Lawmakers on both sides of the aisle have urged the president to send arms in recent months. Days before the September ceasefire, as Russian troops were seen streaming across the Ukrainian border, Democrats put pressure on the president to send lethal aid to Ukraine. In November, shortly after the Republicans captured the Senate, Senators John McCain and Lindsey Graham renewed their call to "provide Ukraine with the arms and related military and intelligence support that its leaders have consistently sought and desperately need."

For his part, Ukrainian President Petro Poroshenko also addressed a session of Congress in September during which he practically begged the United States to provide weapons, stressing that “blankets, night-vision goggles are also important. … But one cannot win the war with blankets. Even more, we cannot keep the peace with a blanket. ... In Ukraine, you don’t build a democracy. It already exists. You just defend it.”

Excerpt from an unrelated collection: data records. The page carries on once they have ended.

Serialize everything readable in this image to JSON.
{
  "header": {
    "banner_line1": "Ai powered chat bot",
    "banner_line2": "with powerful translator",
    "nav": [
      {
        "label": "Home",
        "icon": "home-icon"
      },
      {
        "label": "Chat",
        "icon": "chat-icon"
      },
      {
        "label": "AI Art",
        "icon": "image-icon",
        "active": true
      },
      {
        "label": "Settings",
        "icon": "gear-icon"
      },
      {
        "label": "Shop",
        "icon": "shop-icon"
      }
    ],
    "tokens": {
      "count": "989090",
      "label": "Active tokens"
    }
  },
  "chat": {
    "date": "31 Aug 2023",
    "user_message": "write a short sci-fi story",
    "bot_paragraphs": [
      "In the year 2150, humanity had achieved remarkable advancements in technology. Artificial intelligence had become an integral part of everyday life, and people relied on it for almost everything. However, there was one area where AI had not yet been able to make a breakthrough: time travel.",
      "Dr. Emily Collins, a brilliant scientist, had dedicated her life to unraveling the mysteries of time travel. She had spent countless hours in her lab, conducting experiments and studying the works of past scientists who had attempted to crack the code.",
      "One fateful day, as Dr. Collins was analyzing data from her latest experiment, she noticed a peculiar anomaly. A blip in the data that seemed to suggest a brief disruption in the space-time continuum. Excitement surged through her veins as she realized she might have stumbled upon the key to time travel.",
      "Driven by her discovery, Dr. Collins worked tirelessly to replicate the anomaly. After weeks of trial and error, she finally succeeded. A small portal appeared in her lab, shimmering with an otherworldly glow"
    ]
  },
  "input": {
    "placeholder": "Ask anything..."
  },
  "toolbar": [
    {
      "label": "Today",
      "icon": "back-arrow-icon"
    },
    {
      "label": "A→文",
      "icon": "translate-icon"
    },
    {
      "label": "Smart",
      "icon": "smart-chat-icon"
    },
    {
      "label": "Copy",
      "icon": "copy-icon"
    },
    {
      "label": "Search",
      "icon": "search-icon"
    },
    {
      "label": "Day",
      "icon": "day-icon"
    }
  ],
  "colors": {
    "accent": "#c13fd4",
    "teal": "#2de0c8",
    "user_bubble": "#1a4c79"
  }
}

The shift in the White House's openness about lethal aid accompanies the prospect of more violence. On Monday, as The Wall Street Journal reported, the leader of the Russian-backed rebel separatists announced plans "to raise up to 100,000 troops to fight in eastern Ukraine." The report added: "The announcement comes as Kiev is enlarging its own army through a new round of conscriptions." (On Tuesday, separatists reportedly downed another Ukrainian jet.)

A few things have kept the White House from sending arms to Ukraine⎯the crippling sanctions already in place against Russia, the White House's semi-aversion to foreign entanglements, and, most saliently, the question of whether American arms will inflame the situation. "Russia is not ready to back down and it can match the U.S.,” one expert told Bloomberg.

The New York Times noted that the president's thinking may have been swayed by a report submitted by eight former high-ranking officials. The authors proposed sending $3 billion in weapons and equipment to provide Ukraine with enough retaliatory power that, in the report's words, "Moscow will deterred from further aggression."

Another question is whether American allies would offer support for a policy shift or even send weapons of their own. A leading U.S. partner responded right away; on Tuesday, German Chancellor Angela Merkel reiterated her preference for enhancing sanctions against Russia instead of sending arms.

"Germany will not send Ukraine any deadly, lethal weapons, as I said yesterday," Merkel told a news conference. "We are focusing on a diplomatic solution and the foreign ministers have made clear that if the situation gets even worse ... then it will be necessary to work on further sanctions."